Las bases para instaurar el diálogo se refieren a las autonomías, las ingresos procedentes de los impuestos petroleros y la entrega de las instituciones estatales ocupadas por los opositores en varias regiones.

Sobre las autonomías, el Gobierno de Morales afirma que "respeta el derecho a la autonomía departamental de Pando, Beni, Tarija y Santa Cruz".

En cuanto a la nueva Constitución que impulsa Morales, el Gobierne accede a suspender durante un mes en el Congreso Nacional el debate sobre la convocatoria del referendo para ratificarla, un plazo que puede ampliarse "de acuerdo a los avances del diálogo nacional".

Con respecto a las rentas petroleras, el Ejecutivo de Morales reconoce el derecho de los departamentos a percibir el Impuesto Directo a los Hidrocarburos (IDH) y se compromete a "respetar y mantener la actual distribución de 'regalías' a los departamentos".

Precisamente, el recorte de las rentas petroleras a las regiones para pagar una ayuda directa a los ancianos (la llamada Renta Dignidad) fue el detonante que agudizó el conflicto entre Morales y sus opositores autonomistas.

A este respecto, el documento precisa que en todo caso "debe garantizarse el pago de la Renta Dignidad", sin precisar aún cómo.

Otro de los puntos en conflicto, el de las instituciones estatales ocupadas por los autonomistas, se resuelve a favor del Gobierno, pues el documento recoge el "repliegue inmediato de las oficinas públicas e instalaciones petroleras ocupadas a raíz del conflicto por personas ajenas a las mismas".

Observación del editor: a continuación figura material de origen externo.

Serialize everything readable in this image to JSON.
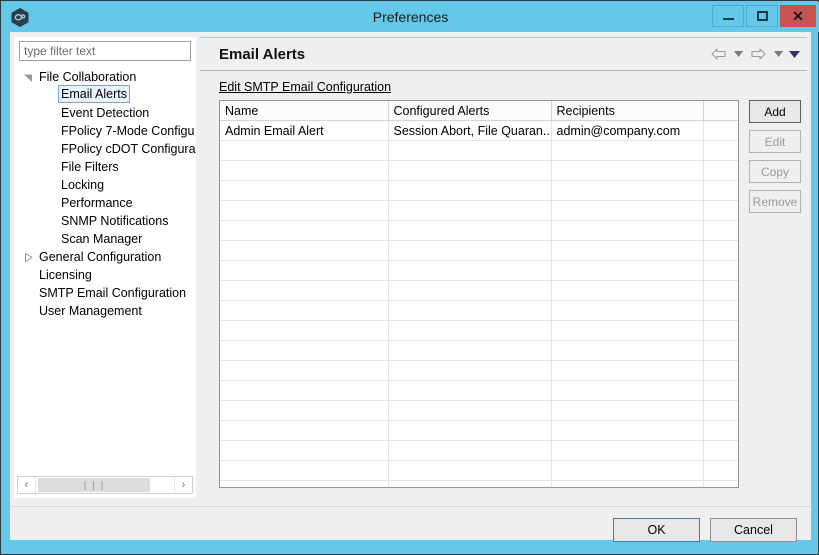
{
  "window": {
    "title": "Preferences",
    "icon": "app-hexagon-icon",
    "caption_buttons": {
      "minimize": "minimize-icon",
      "maximize": "maximize-icon",
      "close": "✕"
    },
    "colors": {
      "titlebar": "#63c8ea",
      "close_button": "#c75450",
      "dialog_background": "#efefef",
      "selection": "#e9f2fb",
      "selection_border": "#7da2ce",
      "ok_focus_border": "#3d7eb5"
    }
  },
  "sidebar": {
    "filter": {
      "value": "",
      "placeholder": "type filter text"
    },
    "items": [
      {
        "label": "File Collaboration",
        "level": 0,
        "twisty": "expanded",
        "selected": false
      },
      {
        "label": "Email Alerts",
        "level": 1,
        "twisty": "none",
        "selected": true
      },
      {
        "label": "Event Detection",
        "level": 1,
        "twisty": "none",
        "selected": false
      },
      {
        "label": "FPolicy 7-Mode Configu",
        "level": 1,
        "twisty": "none",
        "selected": false
      },
      {
        "label": "FPolicy cDOT Configura",
        "level": 1,
        "twisty": "none",
        "selected": false
      },
      {
        "label": "File Filters",
        "level": 1,
        "twisty": "none",
        "selected": false
      },
      {
        "label": "Locking",
        "level": 1,
        "twisty": "none",
        "selected": false
      },
      {
        "label": "Performance",
        "level": 1,
        "twisty": "none",
        "selected": false
      },
      {
        "label": "SNMP Notifications",
        "level": 1,
        "twisty": "none",
        "selected": false
      },
      {
        "label": "Scan Manager",
        "level": 1,
        "twisty": "none",
        "selected": false
      },
      {
        "label": "General Configuration",
        "level": 0,
        "twisty": "collapsed",
        "selected": false
      },
      {
        "label": "Licensing",
        "level": 0,
        "twisty": "none",
        "selected": false
      },
      {
        "label": "SMTP Email Configuration",
        "level": 0,
        "twisty": "none",
        "selected": false
      },
      {
        "label": "User Management",
        "level": 0,
        "twisty": "none",
        "selected": false
      }
    ],
    "scrollbar": {
      "left_arrow": "‹",
      "right_arrow": "›",
      "grip": "❘❘❘"
    }
  },
  "content": {
    "title": "Email Alerts",
    "link_label": "Edit SMTP Email Configuration",
    "nav": {
      "back": "back-arrow-icon",
      "back_menu": "chevron-down-icon",
      "forward": "forward-arrow-icon",
      "forward_menu": "chevron-down-icon",
      "more": "chevron-down-filled-icon"
    },
    "table": {
      "columns": [
        "Name",
        "Configured Alerts",
        "Recipients",
        ""
      ],
      "rows": [
        [
          "Admin Email Alert",
          "Session Abort, File Quaran...",
          "admin@company.com",
          ""
        ]
      ],
      "empty_row_count": 18
    },
    "side_buttons": [
      {
        "label": "Add",
        "enabled": true
      },
      {
        "label": "Edit",
        "enabled": false
      },
      {
        "label": "Copy",
        "enabled": false
      },
      {
        "label": "Remove",
        "enabled": false
      }
    ]
  },
  "footer": {
    "ok_label": "OK",
    "cancel_label": "Cancel"
  }
}
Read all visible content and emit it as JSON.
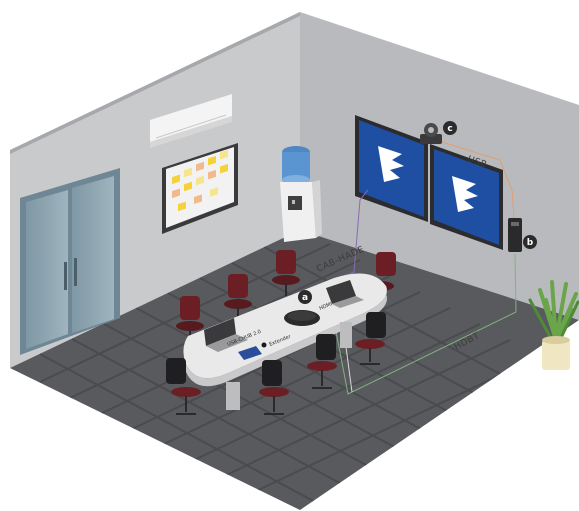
{
  "badges": {
    "a": "a",
    "b": "b",
    "c": "c"
  },
  "cables": {
    "usb": "USB",
    "cable_top": "CAB-HADE",
    "hdbt": "HDBT"
  },
  "devices": {
    "hub_label": "USB-CHUB 2.0",
    "hdmi_label": "HDMI",
    "wireless_label": "Extender"
  },
  "colors": {
    "wall_left": "#c9cacc",
    "wall_back": "#bdbec1",
    "floor": "#595a5e",
    "floor_tile": "#4a4b4f",
    "screen": "#1e4fa3",
    "chair": "#6b1f24",
    "badge": "#2b2b2b",
    "cable_purple": "#8b6bb1",
    "cable_orange": "#e0a070",
    "cable_green": "#7fb37f"
  }
}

Como consecuencia, "se acuerda también el levantamiento del bloqueo de caminos en el territorio nacional".

La parte autonomista levantó ayer los cortes de carretera pero se mantienen los organizados en torno a Santa Cruz por los seguidores de Morales.

En cuanto a los episodios violentos del departamento norteño de Pando (donde el pasado jueves murieron al menos 15 personas) las partes piden "esclarecer los hechos luctuosos a través de organismos nacionales e internacionales imparciales" y anuncian el envío a la zona de una comisión del Congreso Nacional.